Opinion

America is changing. Cannabis tells the story

General Manager of Weed World uses a magnifying glass to show organic marijuana on March 31, 2021, New York. (Getty)

If you want a metaphor for our changing nation, cannabis provides a good one — in real-time. No issue or idea, industry, or individual better exemplifies it. 

It’s been 50 years since the U.S. implemented the Controlled Substances Act (CSA) — the law that began and never really ended the so-called “war on drugs.” Cannabis is listed in the CSA with heroin, LSD and Ecstasy as a “Schedule 1” drug. That means that according to the federal government, it has no accepted medical use and high potential for abuse. 

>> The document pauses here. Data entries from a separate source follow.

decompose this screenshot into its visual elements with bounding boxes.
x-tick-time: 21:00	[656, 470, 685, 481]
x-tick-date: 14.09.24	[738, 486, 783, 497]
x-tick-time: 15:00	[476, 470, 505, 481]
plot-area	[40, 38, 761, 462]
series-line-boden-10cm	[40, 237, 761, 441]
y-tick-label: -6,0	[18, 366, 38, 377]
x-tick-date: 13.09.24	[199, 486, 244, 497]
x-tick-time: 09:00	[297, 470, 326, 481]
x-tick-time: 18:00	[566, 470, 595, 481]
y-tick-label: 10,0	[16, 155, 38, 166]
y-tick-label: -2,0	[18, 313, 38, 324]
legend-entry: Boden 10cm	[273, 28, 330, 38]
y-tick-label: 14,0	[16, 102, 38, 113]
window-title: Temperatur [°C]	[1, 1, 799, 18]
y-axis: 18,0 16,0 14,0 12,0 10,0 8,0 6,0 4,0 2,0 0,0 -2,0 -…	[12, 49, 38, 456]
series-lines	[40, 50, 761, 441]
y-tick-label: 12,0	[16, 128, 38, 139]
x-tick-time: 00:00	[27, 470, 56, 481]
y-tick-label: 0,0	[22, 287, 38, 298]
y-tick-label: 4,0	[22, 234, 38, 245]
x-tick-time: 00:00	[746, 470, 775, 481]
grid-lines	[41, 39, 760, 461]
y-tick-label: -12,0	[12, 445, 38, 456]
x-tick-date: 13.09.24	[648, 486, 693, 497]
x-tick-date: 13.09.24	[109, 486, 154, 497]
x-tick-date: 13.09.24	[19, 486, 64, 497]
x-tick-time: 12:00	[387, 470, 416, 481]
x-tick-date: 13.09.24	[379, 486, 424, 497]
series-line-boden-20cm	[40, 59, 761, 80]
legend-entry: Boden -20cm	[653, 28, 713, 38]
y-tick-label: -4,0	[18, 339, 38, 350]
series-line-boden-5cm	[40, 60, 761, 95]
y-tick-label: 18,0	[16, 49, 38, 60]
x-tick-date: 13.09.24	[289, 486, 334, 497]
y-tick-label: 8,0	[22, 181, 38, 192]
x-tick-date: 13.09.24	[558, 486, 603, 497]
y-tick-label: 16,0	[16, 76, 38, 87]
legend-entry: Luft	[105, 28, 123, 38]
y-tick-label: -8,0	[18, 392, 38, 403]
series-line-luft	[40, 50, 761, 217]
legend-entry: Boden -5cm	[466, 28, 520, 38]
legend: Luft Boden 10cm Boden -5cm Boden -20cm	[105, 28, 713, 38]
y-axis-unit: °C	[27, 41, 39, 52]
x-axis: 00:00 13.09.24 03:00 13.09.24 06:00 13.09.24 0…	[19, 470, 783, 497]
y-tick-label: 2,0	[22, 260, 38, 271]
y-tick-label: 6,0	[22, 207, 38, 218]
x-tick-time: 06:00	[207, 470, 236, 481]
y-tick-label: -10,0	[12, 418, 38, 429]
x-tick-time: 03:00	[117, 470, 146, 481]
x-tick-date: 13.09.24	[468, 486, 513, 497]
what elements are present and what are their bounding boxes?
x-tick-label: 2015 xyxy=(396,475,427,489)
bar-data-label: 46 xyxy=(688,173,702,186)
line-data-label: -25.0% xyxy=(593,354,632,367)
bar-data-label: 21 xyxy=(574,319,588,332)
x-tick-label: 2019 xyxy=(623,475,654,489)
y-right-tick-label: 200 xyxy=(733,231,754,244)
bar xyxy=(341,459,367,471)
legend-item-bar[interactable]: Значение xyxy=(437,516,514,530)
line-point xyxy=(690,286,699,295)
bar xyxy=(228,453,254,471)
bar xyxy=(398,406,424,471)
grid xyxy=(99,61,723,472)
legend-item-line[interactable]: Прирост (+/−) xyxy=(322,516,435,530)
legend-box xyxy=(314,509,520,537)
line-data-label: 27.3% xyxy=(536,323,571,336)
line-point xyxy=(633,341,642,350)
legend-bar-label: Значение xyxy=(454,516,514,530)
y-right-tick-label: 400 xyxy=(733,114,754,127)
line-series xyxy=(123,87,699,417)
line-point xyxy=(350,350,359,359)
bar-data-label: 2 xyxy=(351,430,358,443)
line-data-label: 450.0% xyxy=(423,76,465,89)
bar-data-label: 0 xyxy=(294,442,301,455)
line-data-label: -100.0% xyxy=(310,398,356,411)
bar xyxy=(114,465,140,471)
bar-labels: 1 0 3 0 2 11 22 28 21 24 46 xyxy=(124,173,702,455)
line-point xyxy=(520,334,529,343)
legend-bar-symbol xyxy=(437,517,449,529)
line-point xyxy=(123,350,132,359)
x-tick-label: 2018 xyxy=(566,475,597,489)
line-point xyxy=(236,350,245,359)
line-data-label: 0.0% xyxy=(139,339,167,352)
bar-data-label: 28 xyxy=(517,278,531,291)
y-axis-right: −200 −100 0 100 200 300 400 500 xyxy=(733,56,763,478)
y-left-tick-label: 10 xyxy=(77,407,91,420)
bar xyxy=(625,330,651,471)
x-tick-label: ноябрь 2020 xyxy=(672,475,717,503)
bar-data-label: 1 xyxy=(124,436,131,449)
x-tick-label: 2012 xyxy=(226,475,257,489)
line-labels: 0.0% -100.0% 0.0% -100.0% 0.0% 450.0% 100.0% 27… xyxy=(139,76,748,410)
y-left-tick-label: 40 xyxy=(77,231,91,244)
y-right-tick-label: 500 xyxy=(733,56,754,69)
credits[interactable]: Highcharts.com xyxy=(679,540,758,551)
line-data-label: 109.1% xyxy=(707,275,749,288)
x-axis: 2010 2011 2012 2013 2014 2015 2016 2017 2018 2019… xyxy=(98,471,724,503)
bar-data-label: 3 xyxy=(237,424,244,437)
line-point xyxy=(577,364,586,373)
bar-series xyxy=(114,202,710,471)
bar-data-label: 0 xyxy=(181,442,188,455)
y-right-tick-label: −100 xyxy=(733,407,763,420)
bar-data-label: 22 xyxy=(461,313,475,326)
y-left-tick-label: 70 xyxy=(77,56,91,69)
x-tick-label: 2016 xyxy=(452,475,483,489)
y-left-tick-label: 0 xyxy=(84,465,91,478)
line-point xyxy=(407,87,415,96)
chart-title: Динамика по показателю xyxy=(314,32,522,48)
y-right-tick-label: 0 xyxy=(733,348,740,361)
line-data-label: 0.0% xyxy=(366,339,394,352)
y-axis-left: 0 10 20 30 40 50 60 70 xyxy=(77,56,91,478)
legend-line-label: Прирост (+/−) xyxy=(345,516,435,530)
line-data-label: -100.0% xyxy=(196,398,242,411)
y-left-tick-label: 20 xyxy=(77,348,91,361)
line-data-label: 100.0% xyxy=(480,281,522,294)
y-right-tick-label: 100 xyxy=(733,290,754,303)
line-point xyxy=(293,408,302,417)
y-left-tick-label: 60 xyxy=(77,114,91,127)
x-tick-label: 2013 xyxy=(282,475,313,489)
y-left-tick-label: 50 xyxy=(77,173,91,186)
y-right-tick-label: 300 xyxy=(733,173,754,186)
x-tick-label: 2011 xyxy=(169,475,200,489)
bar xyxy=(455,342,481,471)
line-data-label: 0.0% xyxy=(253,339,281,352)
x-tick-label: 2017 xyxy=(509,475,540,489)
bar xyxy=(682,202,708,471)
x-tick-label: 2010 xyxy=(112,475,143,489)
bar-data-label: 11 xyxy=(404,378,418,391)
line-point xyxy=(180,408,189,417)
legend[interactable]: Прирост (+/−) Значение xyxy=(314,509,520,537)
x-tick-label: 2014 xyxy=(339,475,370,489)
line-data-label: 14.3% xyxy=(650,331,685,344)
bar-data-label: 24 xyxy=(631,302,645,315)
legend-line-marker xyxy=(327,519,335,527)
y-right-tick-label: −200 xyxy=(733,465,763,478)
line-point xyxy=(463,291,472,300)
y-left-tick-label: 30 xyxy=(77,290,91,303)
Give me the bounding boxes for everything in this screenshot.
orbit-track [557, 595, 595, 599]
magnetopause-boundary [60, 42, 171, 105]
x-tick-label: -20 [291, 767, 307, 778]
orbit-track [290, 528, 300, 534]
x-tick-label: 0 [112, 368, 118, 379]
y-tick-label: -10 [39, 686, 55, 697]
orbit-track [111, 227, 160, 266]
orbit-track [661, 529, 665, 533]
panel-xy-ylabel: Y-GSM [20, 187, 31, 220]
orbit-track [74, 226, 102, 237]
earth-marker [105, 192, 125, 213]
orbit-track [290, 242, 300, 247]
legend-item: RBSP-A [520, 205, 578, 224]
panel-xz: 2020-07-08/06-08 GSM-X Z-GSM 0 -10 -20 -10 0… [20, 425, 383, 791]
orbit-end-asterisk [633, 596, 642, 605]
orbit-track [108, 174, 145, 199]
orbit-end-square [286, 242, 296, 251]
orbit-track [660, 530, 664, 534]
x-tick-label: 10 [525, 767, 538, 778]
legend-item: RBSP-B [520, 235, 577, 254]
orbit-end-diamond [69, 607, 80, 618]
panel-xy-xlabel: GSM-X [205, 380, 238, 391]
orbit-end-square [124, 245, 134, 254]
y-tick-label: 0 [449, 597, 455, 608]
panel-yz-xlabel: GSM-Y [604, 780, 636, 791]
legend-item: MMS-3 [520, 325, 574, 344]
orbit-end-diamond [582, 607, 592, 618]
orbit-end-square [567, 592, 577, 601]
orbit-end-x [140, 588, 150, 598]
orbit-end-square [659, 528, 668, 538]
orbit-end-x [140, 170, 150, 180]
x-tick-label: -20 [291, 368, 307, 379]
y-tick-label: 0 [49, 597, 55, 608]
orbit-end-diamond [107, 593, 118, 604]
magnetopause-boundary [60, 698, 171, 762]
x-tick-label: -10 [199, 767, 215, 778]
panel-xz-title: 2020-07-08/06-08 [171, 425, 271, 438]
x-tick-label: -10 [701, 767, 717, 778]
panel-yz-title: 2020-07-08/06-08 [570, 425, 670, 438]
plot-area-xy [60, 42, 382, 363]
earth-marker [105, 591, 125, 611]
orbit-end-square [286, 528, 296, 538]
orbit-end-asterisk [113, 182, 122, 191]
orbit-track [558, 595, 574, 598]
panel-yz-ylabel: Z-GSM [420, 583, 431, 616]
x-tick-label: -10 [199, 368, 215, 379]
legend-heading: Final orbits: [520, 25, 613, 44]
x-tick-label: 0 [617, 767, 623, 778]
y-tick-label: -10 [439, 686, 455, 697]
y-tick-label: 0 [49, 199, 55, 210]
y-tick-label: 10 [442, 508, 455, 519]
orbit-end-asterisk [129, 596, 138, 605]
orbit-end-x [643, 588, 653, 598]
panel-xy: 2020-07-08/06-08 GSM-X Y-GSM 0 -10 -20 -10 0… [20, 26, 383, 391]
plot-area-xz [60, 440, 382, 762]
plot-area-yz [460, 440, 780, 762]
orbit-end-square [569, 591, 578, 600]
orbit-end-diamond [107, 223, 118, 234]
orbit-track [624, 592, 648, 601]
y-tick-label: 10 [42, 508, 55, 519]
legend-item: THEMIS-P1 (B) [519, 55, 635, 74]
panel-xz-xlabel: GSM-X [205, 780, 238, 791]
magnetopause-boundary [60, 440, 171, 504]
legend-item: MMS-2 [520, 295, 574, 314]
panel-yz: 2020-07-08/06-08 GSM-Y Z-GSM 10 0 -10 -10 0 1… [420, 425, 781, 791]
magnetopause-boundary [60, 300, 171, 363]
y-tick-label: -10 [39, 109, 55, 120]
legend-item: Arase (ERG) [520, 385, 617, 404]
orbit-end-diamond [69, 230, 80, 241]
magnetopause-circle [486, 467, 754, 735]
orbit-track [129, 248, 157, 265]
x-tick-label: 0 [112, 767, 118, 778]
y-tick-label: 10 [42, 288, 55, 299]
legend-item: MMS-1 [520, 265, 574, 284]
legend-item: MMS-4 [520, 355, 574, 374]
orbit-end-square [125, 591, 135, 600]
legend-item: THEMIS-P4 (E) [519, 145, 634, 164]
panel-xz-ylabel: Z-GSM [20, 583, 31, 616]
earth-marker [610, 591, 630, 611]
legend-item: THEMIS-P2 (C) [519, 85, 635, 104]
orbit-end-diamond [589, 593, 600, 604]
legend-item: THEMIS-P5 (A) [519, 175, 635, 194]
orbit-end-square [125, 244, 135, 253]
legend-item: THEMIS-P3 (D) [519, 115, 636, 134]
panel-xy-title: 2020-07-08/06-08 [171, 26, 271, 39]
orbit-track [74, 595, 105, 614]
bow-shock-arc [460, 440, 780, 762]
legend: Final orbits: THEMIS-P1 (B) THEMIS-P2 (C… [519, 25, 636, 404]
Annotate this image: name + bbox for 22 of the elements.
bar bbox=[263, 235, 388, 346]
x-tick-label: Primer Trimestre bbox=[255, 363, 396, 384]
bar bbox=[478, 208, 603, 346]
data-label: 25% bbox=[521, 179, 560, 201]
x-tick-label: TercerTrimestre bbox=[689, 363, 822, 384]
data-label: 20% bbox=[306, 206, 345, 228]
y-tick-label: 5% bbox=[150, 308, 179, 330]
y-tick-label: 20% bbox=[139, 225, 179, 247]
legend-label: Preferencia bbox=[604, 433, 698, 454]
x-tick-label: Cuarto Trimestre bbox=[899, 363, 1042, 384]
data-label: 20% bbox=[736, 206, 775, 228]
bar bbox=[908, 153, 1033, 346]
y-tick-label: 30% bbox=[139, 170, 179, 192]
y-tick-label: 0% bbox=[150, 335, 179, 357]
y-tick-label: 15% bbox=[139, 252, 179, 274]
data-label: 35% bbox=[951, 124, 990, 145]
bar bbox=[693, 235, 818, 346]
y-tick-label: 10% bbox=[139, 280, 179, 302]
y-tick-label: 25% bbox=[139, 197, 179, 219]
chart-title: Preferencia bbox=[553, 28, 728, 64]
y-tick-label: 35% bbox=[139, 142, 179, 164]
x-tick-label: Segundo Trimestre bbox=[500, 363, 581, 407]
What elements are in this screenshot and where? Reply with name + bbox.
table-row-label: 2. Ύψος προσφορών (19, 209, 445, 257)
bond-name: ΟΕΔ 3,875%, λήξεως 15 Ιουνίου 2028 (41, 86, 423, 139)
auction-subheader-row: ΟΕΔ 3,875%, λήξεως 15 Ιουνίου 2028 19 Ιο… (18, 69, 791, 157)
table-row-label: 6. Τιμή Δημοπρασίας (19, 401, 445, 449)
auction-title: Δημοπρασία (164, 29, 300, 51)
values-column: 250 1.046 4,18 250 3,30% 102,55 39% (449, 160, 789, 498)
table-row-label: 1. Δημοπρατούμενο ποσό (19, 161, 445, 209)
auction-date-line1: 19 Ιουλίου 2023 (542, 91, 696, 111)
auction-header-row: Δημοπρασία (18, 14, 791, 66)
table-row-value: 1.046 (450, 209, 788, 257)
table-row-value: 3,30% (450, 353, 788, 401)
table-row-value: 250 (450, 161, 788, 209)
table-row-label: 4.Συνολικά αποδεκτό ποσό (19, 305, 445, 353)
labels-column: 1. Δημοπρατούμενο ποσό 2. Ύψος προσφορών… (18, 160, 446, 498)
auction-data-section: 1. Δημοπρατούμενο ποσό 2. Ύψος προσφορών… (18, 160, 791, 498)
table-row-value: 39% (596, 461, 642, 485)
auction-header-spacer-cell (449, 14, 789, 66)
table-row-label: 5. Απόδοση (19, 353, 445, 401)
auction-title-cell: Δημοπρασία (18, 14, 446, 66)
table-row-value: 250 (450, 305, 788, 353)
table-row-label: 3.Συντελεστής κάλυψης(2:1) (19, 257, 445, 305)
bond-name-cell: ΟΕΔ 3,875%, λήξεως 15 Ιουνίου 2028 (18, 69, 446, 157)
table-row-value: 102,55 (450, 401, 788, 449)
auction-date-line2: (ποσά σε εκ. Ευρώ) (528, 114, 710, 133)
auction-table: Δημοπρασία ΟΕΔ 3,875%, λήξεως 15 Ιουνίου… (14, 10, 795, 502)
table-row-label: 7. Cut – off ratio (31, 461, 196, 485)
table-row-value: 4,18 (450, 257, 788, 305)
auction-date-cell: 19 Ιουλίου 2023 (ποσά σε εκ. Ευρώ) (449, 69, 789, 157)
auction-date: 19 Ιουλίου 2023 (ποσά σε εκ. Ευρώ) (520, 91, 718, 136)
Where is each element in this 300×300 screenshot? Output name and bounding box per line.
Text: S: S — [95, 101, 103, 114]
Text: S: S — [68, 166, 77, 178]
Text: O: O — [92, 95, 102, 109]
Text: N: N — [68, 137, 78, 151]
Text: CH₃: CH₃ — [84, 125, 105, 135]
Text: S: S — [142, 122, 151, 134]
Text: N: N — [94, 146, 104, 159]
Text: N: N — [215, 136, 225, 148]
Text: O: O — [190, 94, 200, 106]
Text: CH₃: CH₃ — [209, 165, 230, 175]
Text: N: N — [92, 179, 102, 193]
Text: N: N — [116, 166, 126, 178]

And it’s been 25 years since California voters legalized medical cannabis. Passage of Proposition 215 in 1996 laid the retail foundation for what is now a $61 billion industry. Long before there were cannabis chain stores and multi-state operators, there was the San Francisco Buyers Club. Opened at the height of the AIDS pandemic, it was the first dispensary in the country, providing comfort to countless AIDS and cancer patients suffering excruciating pain and debilitating nausea — the side effects of early medications. Since then, 36 states and the District of Columbia have some form of legal cannabis. Nineteen of these states have legalized adult use. 

If the AIDS pandemic gave us a glimpse of cannabis’s irrefutable medical benefits, the coronavirus pandemic provided its legitimacy.

In March of last year, state governments across the U.S. began to shutter businesses in an attempt to limit the spread of COVID-19. Governors — Democrats and Republicans — in states with medical cannabis programs deemed dispensaries essential and kept them open, just like pharmacies.                          

A few conservative pundits have balked, but the majority of Americans are on board. According to the Pew Research Center, an overwhelming share of U.S. adults say that cannabis should be legal for medical and adult use. From 2000 to 2019, the share of Americans saying cannabis should be legal more than doubled.

Let’s put a human face on this: former House Speaker John Boehner. During his quarter-century in Congress, Boehner was “unalterably opposed” to any form of cannabis legalization. But in 2018, three years after leaving Congress, he joined the board of a cannabis company. Other tie-dye and Birkenstock aficionados followed: former Health and Human Services Secretary Kathleen Sebelius; former Massachusetts Governor William Weld; retired NATO General Wesley Clark; and former Los Angeles Mayor Antonio Villaraigosa are all affiliated with a cannabis enterprise. 

Colleges and universities that a few years ago expelled students for cannabis use now literally teach it. Northern Michigan University and Minot State University (ND) offer a degree in Medicinal Plant Chemistry (aka “Cannabis Science.)” Three other schools offer a minor in Cannabis Studies, while the University of Maryland School of Pharmacy has a Master’s program. Schools ranging from Medgar Evers College to Vanderbilt Law School are (excuse the pun) giving new meaning to “higher learning.”

But nowhere is cannabis’s promise greater — or the change it could forge as impactful — than in social equity, criminal justice, job creation and economic development.

Once considered a direct road to incarceration, especially for people of color, cannabis should be considered a viable path to the middle class. Where it once decimated communities and destroyed families, cannabis can be a reliable generator of tax revenue to fund social and public health programs. Cannabis used to put people in jail. Now it puts people to work.

Legal cannabis has already added about 340,000 new jobs to the nation’s economy, according to New Frontier Data. If cannabis was legal in all 50 states and at the federal level, New Frontier estimates 1.46 million jobs would be created and as much as $175.8 billion in tax revenue could be generated.

As every other indicator moves forward at warp speed, state and local social equity programs, decriminalization efforts and criminal record expungement, and the creation of free and open local markets drag at a snail’s pace. The people who laid the foundation for the legal industry (and went to jail for it) and the communities that were disproportionately (and negatively) impacted by the “war on drugs” will just suffer again. People (predominantly men of color) are confined in overcrowded prisons for doing in the past what corporate cannabis is praised for doing today. Local and state coffers, wiped out by COVID, miss out on tax revenue, job creation and economic development opportunities due to racist local control ordinances, arbitrary license caps and ridiculous “Not-in-my-backyard”-ism. 

Cannabis may be a metaphor for how fast America is changing, but it’s also a warning of how far we have to go and the roadblocks we’ll face along the way.

Bridget Hennessey is a Vice President at Weedmaps, the leading technology provider to the cannabis industry. She heads the company’s Government Relations Department.